In the short period of time following a divorce, ex-spouses and their children continue to process the life-changing moment. Over months and years, the pain of the dissolution tends to ebb. Many divorced parents ready to move on start pursuing new relationships that may end up in marriage and the possibility of a blended family unit. Children may hope either or both parents move on and create a new relationship.
Overcoming the obstacles
Challenges exist when it comes to combining two family units. However, taking a practical and proactive approach can help ease the transition. First and foremost, newly re-married parents take a team-oriented approach to the new dynamic. They must be clear about roles and boundaries, particularly regarding co-parents, step-parents, and additional family members.

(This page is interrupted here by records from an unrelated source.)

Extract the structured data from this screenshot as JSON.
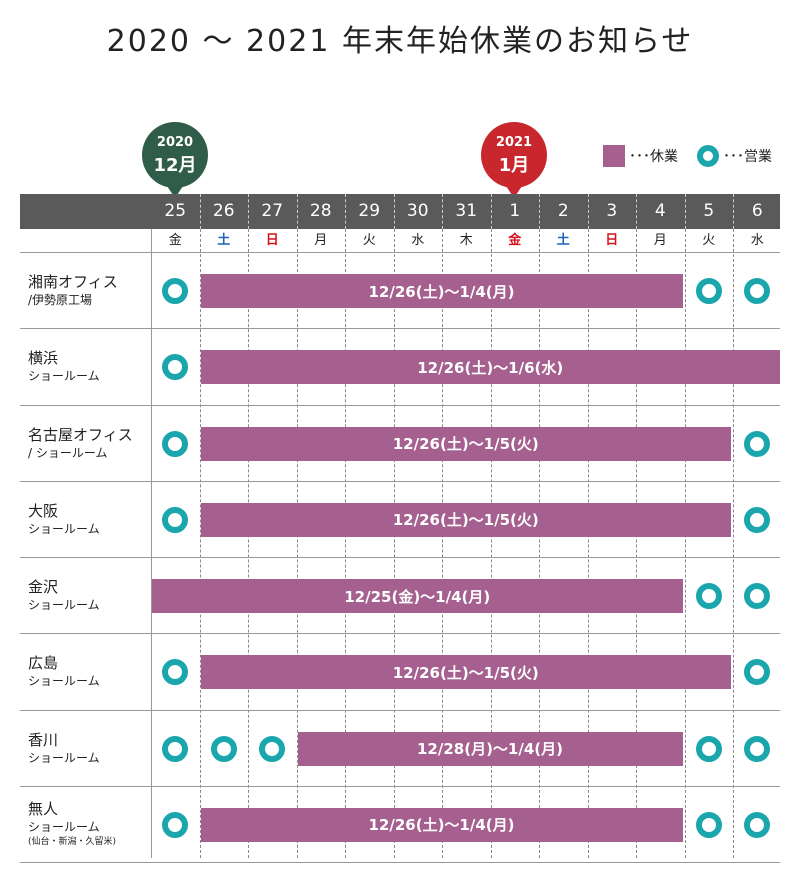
{
  "title": "2020 ～ 2021 年末年始休業のお知らせ",
  "pins": [
    {
      "year": "2020",
      "month": "12月",
      "color": "#2f5d4a"
    },
    {
      "year": "2021",
      "month": "1月",
      "color": "#c8272d"
    }
  ],
  "legend": {
    "holiday_label": "･･･休業",
    "open_label": "･･･営業",
    "holiday_color": "#a5608f",
    "open_color": "#1aa6ac"
  },
  "days": [
    {
      "num": "25",
      "wd": "金",
      "type": "weekday"
    },
    {
      "num": "26",
      "wd": "土",
      "type": "sat"
    },
    {
      "num": "27",
      "wd": "日",
      "type": "sun"
    },
    {
      "num": "28",
      "wd": "月",
      "type": "weekday"
    },
    {
      "num": "29",
      "wd": "火",
      "type": "weekday"
    },
    {
      "num": "30",
      "wd": "水",
      "type": "weekday"
    },
    {
      "num": "31",
      "wd": "木",
      "type": "weekday"
    },
    {
      "num": "1",
      "wd": "金",
      "type": "sun"
    },
    {
      "num": "2",
      "wd": "土",
      "type": "sat"
    },
    {
      "num": "3",
      "wd": "日",
      "type": "sun"
    },
    {
      "num": "4",
      "wd": "月",
      "type": "weekday"
    },
    {
      "num": "5",
      "wd": "火",
      "type": "weekday"
    },
    {
      "num": "6",
      "wd": "水",
      "type": "weekday"
    }
  ],
  "locations": [
    {
      "line1": "湘南オフィス",
      "line2": "/伊勢原工場",
      "line3": "",
      "holiday_text": "12/26(土)～1/4(月)",
      "holiday_from": 1,
      "holiday_to": 10,
      "open": [
        0,
        11,
        12
      ]
    },
    {
      "line1": "横浜",
      "line2": "ショールーム",
      "line3": "",
      "holiday_text": "12/26(土)～1/6(水)",
      "holiday_from": 1,
      "holiday_to": 12,
      "open": [
        0
      ]
    },
    {
      "line1": "名古屋オフィス",
      "line2": "/ ショールーム",
      "line3": "",
      "holiday_text": "12/26(土)～1/5(火)",
      "holiday_from": 1,
      "holiday_to": 11,
      "open": [
        0,
        12
      ]
    },
    {
      "line1": "大阪",
      "line2": "ショールーム",
      "line3": "",
      "holiday_text": "12/26(土)～1/5(火)",
      "holiday_from": 1,
      "holiday_to": 11,
      "open": [
        0,
        12
      ]
    },
    {
      "line1": "金沢",
      "line2": "ショールーム",
      "line3": "",
      "holiday_text": "12/25(金)～1/4(月)",
      "holiday_from": 0,
      "holiday_to": 10,
      "open": [
        11,
        12
      ]
    },
    {
      "line1": "広島",
      "line2": "ショールーム",
      "line3": "",
      "holiday_text": "12/26(土)～1/5(火)",
      "holiday_from": 1,
      "holiday_to": 11,
      "open": [
        0,
        12
      ]
    },
    {
      "line1": "香川",
      "line2": "ショールーム",
      "line3": "",
      "holiday_text": "12/28(月)～1/4(月)",
      "holiday_from": 3,
      "holiday_to": 10,
      "open": [
        0,
        1,
        2,
        11,
        12
      ]
    },
    {
      "line1": "無人",
      "line2": "ショールーム",
      "line3": "(仙台・新潟・久留米)",
      "holiday_text": "12/26(土)～1/4(月)",
      "holiday_from": 1,
      "holiday_to": 10,
      "open": [
        0,
        11,
        12
      ]
    }
  ]
}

Flexibility and open lines of communication are strong building-block that eventually establishes a strong foundation. With children as part of the package, blending families can present significant challenges when you find a new partner. Should the new dynamic “gel,” the personal rewards are endless.
A new beginning
A new family unit is a time of significant change. Everyone in the new blended family must function as a team, from routines to set-in-stone schedules. Establish roles from the outset while clarifying that the new parent is anything but a replacement. Showing respect to the stepchildren’s bio planet can go a long way to establishing a solid relationship. Rants and trash-talking heard by the children can create more problems and make the transition more difficult.
Full disclosure in communication can take the form of periodic family meetings to see where children are with the significant change. While resistance is expected, the ultimate objective is to build trust with stepchildren. Stepparents can be as influential as biological parents. The path to harmony is long, but the rewards can be endless.